Mardi 11 février sera une journée de visibilisation et d’actions contre la précarité à l’université, suite à l’assemblée des précaires de l’ESR du 1er février. L’idée : se rendre visible sur chaque campus, pour montrer que l’université tourne massivement grâce à des précaires !

– Beaucoup d’outils militants sont disponibles pour organiser cette journée : https://universiteouverte.org/2020/02/07/action-de-visibilisation-de-la-precarite-mardi-11-fevrier-2020/

– A l’université Paris Diderot, des collègues non titulaires feront des tours d’amphis et de salles de cours ;  Vous pouvez préciser quels sont les cours dans vos UFR qui seront donnés par des vacataires mardi 11 et les salles où ces cours auront lieu -> à envoyer à caterina.bandini@ehess.fr

– On organisera également un stand contre la précarité, avec affiches, tracts, etc. Si vous souhaitez organiser la même chose dans les différents bâtiments -> contact : diderotpournosretraites@gmail.com

– Ensuite, une action importante est prévue mardi à 16h à Hotel de ville, pour le personnel précaire et les étudiant-es. Venez nombreux et nombreuses et ramenez des bouteilles d’eau (1L ou même 2l !) 😉 ! -> https://paris.demosphere.net/rv/78440

>> Pour participer à l’organisation de cette journée : rendez-vous lundi à midi dans le hall des Grands Moulins.

2) Autres demandes et propositions

Les étudiant-e-s souhaiteraient que les enseignants signalent les créneaux et horaires où il est possible d’intervenir auprès des autres étudiant-e-s, notamment dans les UFR de sciences -> à envoyer à remi.verdeil@gmail.com

3) Rendez-vous de la semaine

Lundi : journée organisation

Réunion des groupes de travail décidés mercredi dernier (voir compte-rendu en pièce jointe)

– Lundi 9h : anti-répression

– Lundi 10h30 : communication interne / externe + groupe interfacs / interpro

– Lundi 14h : groupe actions

– Lundi 17h : organisation de l’université populaire -> https://www.facebook.com/univpopdiderot/

+

– Lundi 11h-13h : heure d’information syndicale des personnels Biatss, en salle 125C (Halle aux Farines)

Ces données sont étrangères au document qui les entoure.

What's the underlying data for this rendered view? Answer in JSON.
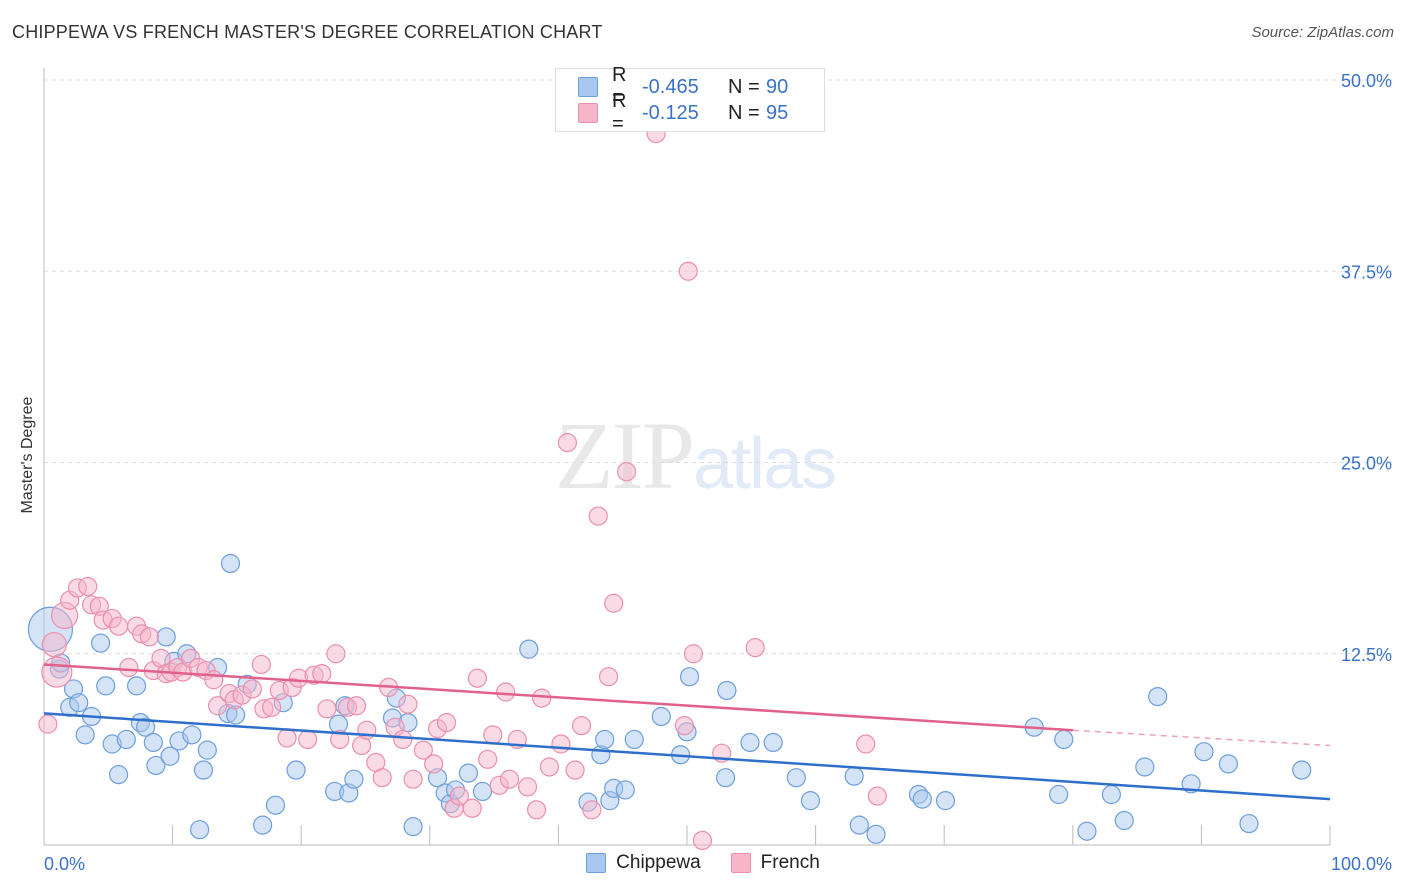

– Lundi 12h : réunion de préparation de la journée contre la précarité (Hall des gds moulins)

Mardi : journée précarité

– Mardi à 12h : AG étudiante !

Mardi 16h : action contre la précarité dans l’ESR à Hôtel de ville

Mercredi, grosse journée Université populaire !

(Toutes les infos sur la page Facebook /univpopdiderot)

– Matin à 9h : Projection du film “Je ne suis pas féministe mais…”

– Matin à 10h30 : Les enjeux d’une recherche située/engagée dans l’université actuelle. Table ronde et discussion avec des chercheuses littéraires autour du féminisme, de la pensée située et de la précarité.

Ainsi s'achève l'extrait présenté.